The Fed announced the policy statement on Jan. 27, Wednesday. With the market falling in the new year, all waited for what pace the central bank will set, as reported by The Real Deal.
It could indicate that the economic momentum is slowing down again if the Fed decides to move more hesitantly than expected on interest rates.
The announcement was closely watched as the Fed chose to increase short-term interest rates in December by 25 points, as expected by many in the real estate industry. However, the market turmoil this year has brought a question whether the increase was the right move.
The stocks that have had a rough start to the new year may experience more pressure if the central bank maintains its December outlook with another hike on rates. But it could only show that the economy is not doing as well as before if the Fed proposed its pace of tightening will be slower than expected.
According to Reuters, the Feds kept the interest rates to closely monitor global economic and financial developments. A sign that had been considered for a selloff on stock market but was not ready to desert a plan to increase monetary policy this year.

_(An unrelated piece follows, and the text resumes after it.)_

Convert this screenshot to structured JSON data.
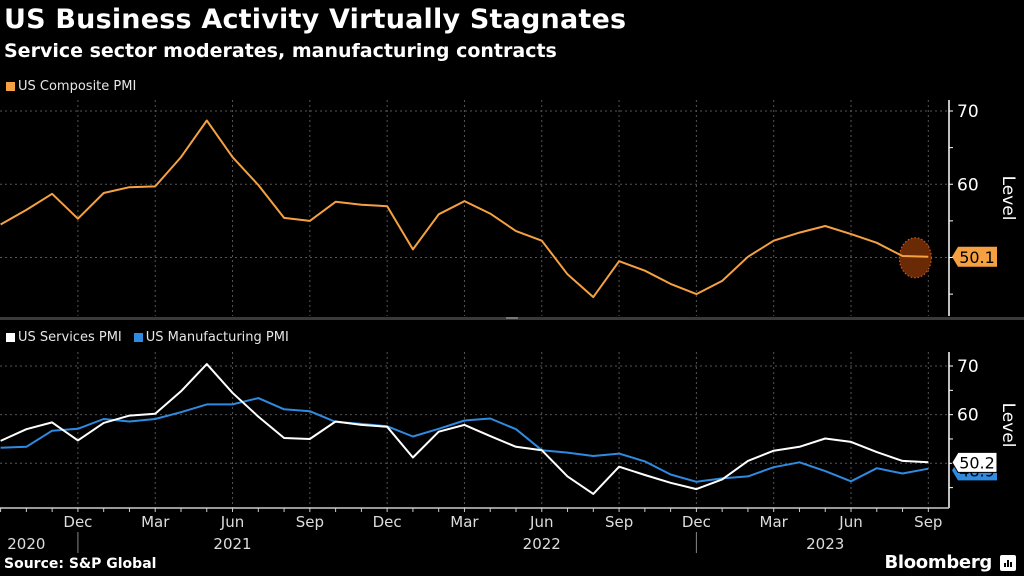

Even with "gradual" rate increases, the Fed policymakers said that the economy was still on course for moderate growth and a stronger labor market. It suggests that its concern about global events had decreased but not blocked chances of a rate increase in March.
"The committee is closely monitoring global economic and financial developments and is assessing their implications for the labor market and inflation," the Fed said in its policy statement after a two-day meeting.